The morning after the fire found the family at breakfast over with the Judge’s family. It was impossible as yet for the girls to feel the full reaction over their loss. As the Judge remarked, youth responds to change and variety quicker than any new interest, and they were already planning a wonderful reconstruction period. Kit and Billy rode down on horseback to look at the ruins, and came back with an encouraging report. The back of the house was badly damaged, but the main building stood intact, though the charred clapboards and wide vacant windows looked desolate enough.
“Thank goodness the wind was from the south, and blew the flames away from the pines,” said Kit, dropping into her chair, hungrily. “Doesn’t it seem good to get some of Cousin Roxy’s huckleberry pancakes again, girls? Oh yes, we met my prisoner—I should say, my erstwhile prisoner—on the road. He was tapping chestnut trees over on Peck’s Hill like a woodpecker. You needn’t laugh, Doris, ’cause Billie saw him too, didn’t you, Bill? And he’s got a sweet forgiving nature. He doffed his hat to me and I smiled back just as though I’d never caught him in our berry patch, and had Shad lock him up in the corn-crib.”
“Was he heading this way?” the Judge asked. “I want him to look at my peach trees and tell me what in tunket ails them.”
“Why, Judge, I’m surprised at you, and before the children, too.” Cousin Roxy’s eyes twinkled with mirth at having caught the Judge in a lapse.
“I only said tunket, Roxy,” he began, but Cousin Roxy cut him short.
“Tunket’s been good Connecticut for Tophet ever since I was knee high to a toadstool, and we won’t say anything more about that. Jerry will be glad to go up with you to the peach orchard, and you can take the youngsters with you.
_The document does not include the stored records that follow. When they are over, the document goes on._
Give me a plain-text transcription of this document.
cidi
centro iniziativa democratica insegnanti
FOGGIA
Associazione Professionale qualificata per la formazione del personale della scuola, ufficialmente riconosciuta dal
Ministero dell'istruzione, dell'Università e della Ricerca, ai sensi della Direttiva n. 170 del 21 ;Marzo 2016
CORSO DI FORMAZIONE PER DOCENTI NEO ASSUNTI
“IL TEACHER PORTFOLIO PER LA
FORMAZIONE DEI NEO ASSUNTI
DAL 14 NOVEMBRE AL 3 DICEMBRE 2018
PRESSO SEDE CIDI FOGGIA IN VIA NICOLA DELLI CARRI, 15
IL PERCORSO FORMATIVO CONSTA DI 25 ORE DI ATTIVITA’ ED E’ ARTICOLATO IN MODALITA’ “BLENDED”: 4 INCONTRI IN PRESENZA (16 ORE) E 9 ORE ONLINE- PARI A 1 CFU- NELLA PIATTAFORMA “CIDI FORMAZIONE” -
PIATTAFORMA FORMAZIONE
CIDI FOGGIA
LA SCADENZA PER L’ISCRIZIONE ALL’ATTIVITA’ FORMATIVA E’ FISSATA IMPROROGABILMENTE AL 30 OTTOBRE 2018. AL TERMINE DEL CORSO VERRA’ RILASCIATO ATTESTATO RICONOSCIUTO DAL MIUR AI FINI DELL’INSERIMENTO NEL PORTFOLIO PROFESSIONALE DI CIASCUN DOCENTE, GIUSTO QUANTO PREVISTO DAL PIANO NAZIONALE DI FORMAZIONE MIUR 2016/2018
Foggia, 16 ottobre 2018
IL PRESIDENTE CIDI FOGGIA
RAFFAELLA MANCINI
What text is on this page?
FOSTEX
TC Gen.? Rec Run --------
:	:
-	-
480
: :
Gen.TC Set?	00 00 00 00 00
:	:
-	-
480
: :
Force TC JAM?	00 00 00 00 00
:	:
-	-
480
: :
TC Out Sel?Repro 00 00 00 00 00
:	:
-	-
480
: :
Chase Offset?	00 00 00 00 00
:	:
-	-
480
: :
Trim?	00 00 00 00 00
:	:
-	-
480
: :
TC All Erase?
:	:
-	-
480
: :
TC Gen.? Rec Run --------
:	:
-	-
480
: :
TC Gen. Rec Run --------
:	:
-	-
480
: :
I want Jean and Kit to drive over with us and help fix Maple Lawn.”
But before a week was out, all of the carefully laid plans for housing the “robins” before snow fell were knocked higher than a kite. Kit said that one of the most delightful things about country life, anyway, was its uncertainty. You went ahead and laid a lot of plans on the lap of the Norns, and then the old ladies stood up and scattered everything helter-skelter. The beauty of it was, though, that they usually turned around and handed you unexpected gifts so much better than anything you had hoped for, that you were left without a chance for argument.
The family had taken up its new quarters at Maple Lawn, and two of the local carpenters, Mr. Peleg Weaver, Philemon’s brother, and Mr. Delaplaine, had been persuaded to devote a portion of their valuable time to rehabilitating Greenacre Farm. It took tact and persuasion to induce the aforesaid gentlemen to desert their favorite chairs on the little stoop in front of Byers’ Grocery Store, and approach anything resembling daily toil. There had been a Squire in the Weaver family three generations back, and Peleg held firmly to established precedent. He might be landed gentry, but he was no tiller of the soil, and he secretly looked down on his elder brother for personally cultivating the family acres.